Some states in US allow you to take a photo of your ballot. This means they can already do the things you mention. But they don't, because it is illegal. It will continue to remain illegal.

If you are very worried about such a scenario, verify that your vote is on the blockchain, then destroy your receipt.

The fact that a receipt exists means that you can be pressured to provide it. If my boss wants me to vote for pro-business-owner anti-union candidates, he's not going to take "Yeah I promise I voted for your guy, but I destroyed my receipt" for an answer.

I don't really buy "it's illegal" as a counterargument. There are a lot of things employers pressure their employees to do that are illegal, but the employees don't really have the ability to do anything about it, because they're taking a risk on the legal system working out for them, and in the meantime they'll probably lose their job and be known as an employee who litigates against their employers. As a wise man once said, if you're a single-digit millionaire, you have no effective access to our legal system.

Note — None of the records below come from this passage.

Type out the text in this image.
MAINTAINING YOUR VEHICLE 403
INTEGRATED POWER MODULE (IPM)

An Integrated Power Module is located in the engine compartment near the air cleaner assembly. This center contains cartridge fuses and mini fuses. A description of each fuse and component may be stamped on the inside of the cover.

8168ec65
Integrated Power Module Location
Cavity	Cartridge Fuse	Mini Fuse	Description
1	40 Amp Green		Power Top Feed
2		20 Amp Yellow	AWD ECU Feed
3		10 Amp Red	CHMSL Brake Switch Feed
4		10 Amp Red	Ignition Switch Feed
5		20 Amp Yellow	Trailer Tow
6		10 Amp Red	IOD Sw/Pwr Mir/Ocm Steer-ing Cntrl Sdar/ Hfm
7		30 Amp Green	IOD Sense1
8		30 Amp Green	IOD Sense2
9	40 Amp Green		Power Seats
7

I can take a photo of my ballot, then mark it as invalid and ask for a new one.
Another great reason to keep this practice illegal.
But doesn't this protocol make it impossible to prove what your secret key is? i.e. there are multiple (user-derivable) keys that look valid, as in deniable encryption?

(And I'm sure everyone's in agreement with the importance of making the ballot secret.)

Right, if you throw out the requirement of secrecy, it's pretty easy to produce a verifiable system. That's the whole problem to begin with.
There's a lot of academic work in this area, some of it going back 20 years. The keyword to look for when searching for papers is "receipt-free" voting.